Form two-tablespoon’s worth of quinoa mixture into small, thick patties.

Over medium heat, drizzle a bit of oil in a nonstick pan to cover the surface. Sear the patties about 3 minutes on each side, flattening them out with the back of a spatula in the pan or until golden brown on each side. For each batch, use some new oil. Also, turn on your fan and crack the window as your fire alarm may go off because if you’re like me, something’s burning at some point or another.

Serve warm, on top of the cucumbers, with the yogurt sauce.

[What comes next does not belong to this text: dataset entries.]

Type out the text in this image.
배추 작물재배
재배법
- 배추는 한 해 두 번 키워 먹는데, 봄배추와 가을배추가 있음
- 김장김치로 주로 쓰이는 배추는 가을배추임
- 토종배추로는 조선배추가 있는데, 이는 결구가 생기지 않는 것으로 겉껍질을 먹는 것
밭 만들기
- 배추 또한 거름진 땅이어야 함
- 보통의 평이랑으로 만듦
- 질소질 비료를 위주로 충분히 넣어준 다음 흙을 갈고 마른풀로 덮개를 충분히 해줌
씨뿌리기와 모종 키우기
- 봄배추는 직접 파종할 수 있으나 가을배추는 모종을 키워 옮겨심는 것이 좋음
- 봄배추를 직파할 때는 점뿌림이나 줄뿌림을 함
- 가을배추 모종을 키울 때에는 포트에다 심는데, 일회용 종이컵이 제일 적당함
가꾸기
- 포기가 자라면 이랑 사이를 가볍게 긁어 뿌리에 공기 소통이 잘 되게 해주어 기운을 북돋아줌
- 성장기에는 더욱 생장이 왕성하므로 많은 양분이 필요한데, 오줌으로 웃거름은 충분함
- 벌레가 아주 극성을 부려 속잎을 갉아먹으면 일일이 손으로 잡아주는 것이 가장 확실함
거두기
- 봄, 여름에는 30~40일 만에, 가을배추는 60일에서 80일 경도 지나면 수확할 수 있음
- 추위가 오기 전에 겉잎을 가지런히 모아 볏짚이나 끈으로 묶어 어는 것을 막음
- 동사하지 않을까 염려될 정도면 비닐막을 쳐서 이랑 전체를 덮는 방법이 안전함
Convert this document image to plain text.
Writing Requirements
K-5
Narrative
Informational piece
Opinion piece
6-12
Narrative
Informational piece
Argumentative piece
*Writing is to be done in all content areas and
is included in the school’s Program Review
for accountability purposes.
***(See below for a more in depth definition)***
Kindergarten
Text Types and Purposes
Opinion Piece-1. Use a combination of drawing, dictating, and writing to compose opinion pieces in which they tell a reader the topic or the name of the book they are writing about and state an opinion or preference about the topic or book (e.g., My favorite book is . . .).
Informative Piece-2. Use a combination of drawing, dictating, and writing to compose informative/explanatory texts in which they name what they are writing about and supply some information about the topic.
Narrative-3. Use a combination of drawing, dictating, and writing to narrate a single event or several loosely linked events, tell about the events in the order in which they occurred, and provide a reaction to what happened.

Sprouted Kitchen suggests putting them into mini pitas for a vegetarian appy.

Yum!

These were good. The ones I took outside to photograph got pretty cold, pretty fast, which is how we learned they taste better warm.

They were really yummy, though. A nice browned crust formed on each side, and the burgers themselves held together pretty well (something I have had trouble with in the past). If I had not been too lazy to go get fresh herbs, they would have been quite amazing. The yogurt sauce was especially good. Thick, from the Greek-ness; uber creamy from the Greek-ness and from the peanut butter running through; yet light-tasting from the lemon zest. My dad later heated the sliders in the microwave for about a minute and declared them delicious. I need to eat more quinoa and home-made food in general; these definitely hit the spot.